I was (am!) a total Little House fan. When you talk about who you’d like to meet in Heaven, Laura Ingalls Wilder is at the top of my list. It started when one of my grade school teachers read “”Little House in the Big Woods”” to our class, and I’ve been reading one or more of each of the books in the series every year ever since. My favorites are actually the final two of the traditional series (“”Little Town on the Prairie”” and “”These Happy Golden Years””), which actually introduced me to the world of romance. Reading McClure’s memoir was entertaining because I, too, have visited some of the Little House sites, although I’m not even close to as hard core as she is. I did force my family to come with me to find the cemetery where LIW and her husband, Almanzo, are buried. Oddly, I never fell in love with the Anne of Green Gables books, which I believe are probably pretty similar and aimed at the same kind of reader.

LinaGimble
LinaGimble
Guest
10/24/2012 7:37 am

Perfect! Thank you for posting this! My sister was a LIW fanatic. Read each book three or four times and would quote them (to annoy us? It worked.) She reads all kinds of, but our tastes are a bit different. Now I have the perfect Christmas gift for her.
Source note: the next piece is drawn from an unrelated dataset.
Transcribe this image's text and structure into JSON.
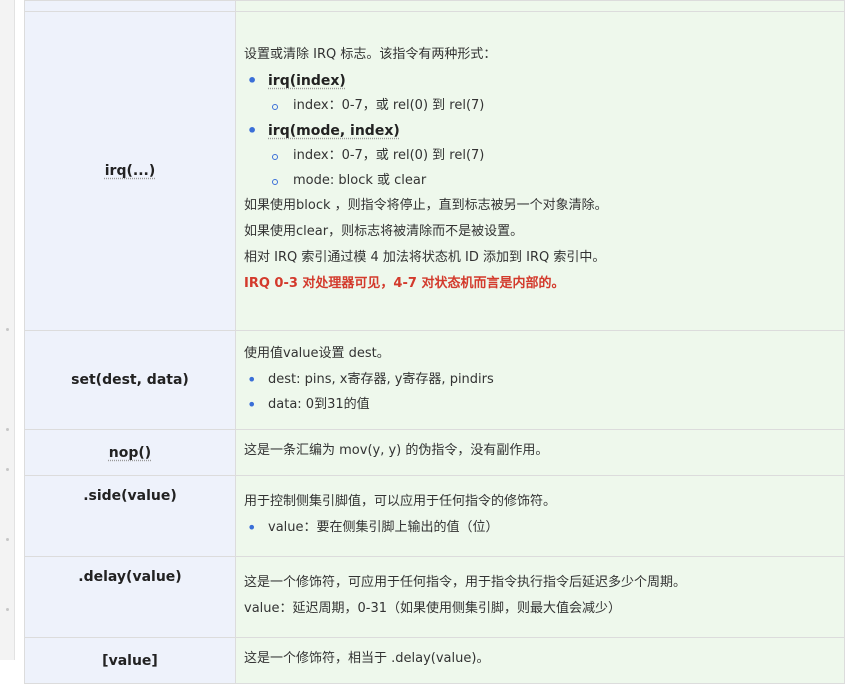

Sorry to bring up the C word in October.

LinaG

LinnieGayl
LinnieGayl
Guest
10/24/2012 6:58 am

The McClure book sounds like fun. I did read some of the Little House series as a girl and liked the first few. I don’t remember when I stopped, but it was because things were too grim for me. I guess I was lucky Wilder sugar-coated things. I probably never would have made it past the first few pages.

And I just downloaded Shelf Discovery: The Teen Classics We Never Stopped Reading. It sounds exactly like something I’d enjoy.

I can’t say I’ve read any straight memoirs of reading experiences, but one of my favorites about girl sleuths — The Girl Sleuth by Babbie Ann Mason — does include a fair amount of her experiences with various series.